Но все внутренние монологи-заклинания ему не помогали. Он не убирал руку, покоящуюся у нее на груди, все упорнее хотел, чтобы так доверчиво она всегда, всю жизнь спала у него на коленях. Он был не в силах прервать блаженство, охватившее его. Родная она ему была, самая родная, как никто другой. И его это пугало. Он не понимал, откуда взялось чувство всеохватывающей слитности с девочкой, которую он знал всего три дня, почему обрушилось на него будто лавина, сметающая  на своем пути преграды, о которых он обязан был помнить. Откуда такая власть над ним, от роду свободолюбивым?

***

А она? Она совсем не мучилась мыслями о прошлом и будущем, не взвешивала, что ей можно, а чего нельзя. Она вся была во власти происходившего между ними сейчас, во власти каждого мгновения, в котором она неведомо куда плыла и плыла, не одна, а он и она, вместе. Она купалась в потоках неведомого счастья и точно знала, то, что между ними происходит – свято. Она окунулась в любовь, без оглядки дала волнам любви подступать к горлу, покрывать ее с головой. Она не думала о том, утонет ли или всплывет. Только наслаждалась. По молодости? По характеру? Этого она о себе еще не знала.

Она вкусно потянулась и повернулась на спину.

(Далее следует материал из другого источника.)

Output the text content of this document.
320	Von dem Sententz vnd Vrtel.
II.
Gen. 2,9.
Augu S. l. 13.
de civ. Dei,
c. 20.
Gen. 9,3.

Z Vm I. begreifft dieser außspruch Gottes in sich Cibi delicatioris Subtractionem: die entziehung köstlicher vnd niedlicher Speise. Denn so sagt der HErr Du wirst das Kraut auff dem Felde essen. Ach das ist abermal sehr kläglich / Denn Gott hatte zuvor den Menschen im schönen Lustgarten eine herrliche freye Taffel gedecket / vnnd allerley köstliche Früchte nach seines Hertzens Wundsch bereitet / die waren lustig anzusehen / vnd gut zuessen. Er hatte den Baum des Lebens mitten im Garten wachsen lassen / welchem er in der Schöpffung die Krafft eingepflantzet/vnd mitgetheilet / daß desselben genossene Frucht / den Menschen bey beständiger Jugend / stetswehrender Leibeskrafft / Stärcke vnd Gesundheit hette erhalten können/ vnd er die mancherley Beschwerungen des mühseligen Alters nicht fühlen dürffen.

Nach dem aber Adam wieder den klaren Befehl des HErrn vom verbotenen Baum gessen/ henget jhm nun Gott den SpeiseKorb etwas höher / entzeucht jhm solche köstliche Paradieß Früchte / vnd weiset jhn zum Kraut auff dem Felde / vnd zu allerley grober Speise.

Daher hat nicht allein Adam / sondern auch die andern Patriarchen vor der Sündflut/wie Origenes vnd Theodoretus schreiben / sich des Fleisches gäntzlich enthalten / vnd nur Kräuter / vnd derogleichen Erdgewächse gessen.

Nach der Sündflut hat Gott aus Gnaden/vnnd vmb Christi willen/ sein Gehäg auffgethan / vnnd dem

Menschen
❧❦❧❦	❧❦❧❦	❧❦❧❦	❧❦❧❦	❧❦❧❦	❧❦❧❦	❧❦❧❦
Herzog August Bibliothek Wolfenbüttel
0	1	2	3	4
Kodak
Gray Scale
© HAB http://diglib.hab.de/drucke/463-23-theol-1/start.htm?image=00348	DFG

Попыталась приподняться.

– Нет, ты лежи, –  сказал он, уверенный, что она послушается. – Лежи, иначе я не смогу тебя так гладить, незаметно для других.

Она радостно осталась у него на коленях, а попытку подняться сделала только потому, что подумала – выспалась, вот и надо вставать, может он уже устал ее держать. Оказалось не устал. Вот и славно. Она повернулась к нему лицом и стала разглядывать.

Красивый он был. Глаза голубые, светлые, с желтыми чертиками, когда он ехидничал. С веселыми такими чертиками, озорными. Губы большие, налитые, вкусные губы, которых она еще не отведала. Волосы светлые, классический блондин, и мягкие, очень мягкие, сразу видно – сплошной шелк, к которому она тоже еще не успела прикоснуться.

– Ты что так любопытно смотришь? – поймал он ее изучающий взгляд.

– Хочу тебя запомнить, – сказала она.

Значит тоже мысленно расстается, горько подумал он. А что он о ней знает? Ну, студентка. Родители политэмигранты, жили в СССР, теперь вернулись на родину.

– Тебя в Москве кто-нибудь ждет? – напрямую спросил он главное.

– Ждет, – ответила она. – Ждет очень близкий мне человек, которого я люблю.

– Кто он?

Она рассказала. Тоже студент. Фронтовик. Ранен в ногу. Артиллерист. Офицер.

– Офицер? Я офицеров ненавижу! Как ты можешь? – вскричал он.

– Ты забыл, что он офицер Красной армии, а не фашистской. Его ненавидеть не надо. Да и всего-то он лейтенант, не очень большой офицер.

Его мимолетная ревность улеглась.

– Сколько тебе еще учиться? – спросил он еще про важное.

– Три года.

– И тогда ты вернешься в Германию ?

– Да.

– Это долго.

И все же страх неминуемой утраты на вечные времена этой девочки его покинул. Ощутил – нет суровой необходимости уже через пару часов расставаться навсегда, когда поезд прибудет в Берлин. В его глазах заплясали веселые чертики и он спросил, лукаво и серъезно:

– Ты хоть понимаешь, что если мы еще раз встретимся, это будет очень опасно для обоих?

И опять, не успела она согласно кивнуть головой и серьезно ответить, что понимает, как он с еще большими чертиками в глазах, тем же тоном, лукавым и серьезным, продолжил:

– Так когда? Когда мы встретимся в Берлине? А?

Его охватила та бесшабашность, с которой он шел навстречу женщинам,тем, с которыми легко и весело сходился и легко расставался. Почему бы и с ней не встретиться еще разок и уж потом расстаться? Не делая из этого никаких трагедий?

Сам он сразу и придумал как устроить их встречу. Предложил через два дня прийти по такому-то адресу для беседы с молодежью о Советском Союзе, в партийную группу, которую он курирует. Он там ее встретит, а потом проводит.

– Ты придешь?

– Да, приду.

На всякий случай он оставил ей свой рабочий адрес, она дала ему свой домашний.

 Между тем за окном уже проплывали пригороды Берлина. Женщине с ребенком предстояло сойти раньше всех, и прощаясь, она подошла к ним обоим и сказала девятнадцатилетней, все еще уютно лежавшей у него на коленях:

– Девочка, я желаю тебе счастья.

Она приняла сказанное за знак дружелюбного одобрения, обрадованно поблагодарила женщину и радостно взглянула на него.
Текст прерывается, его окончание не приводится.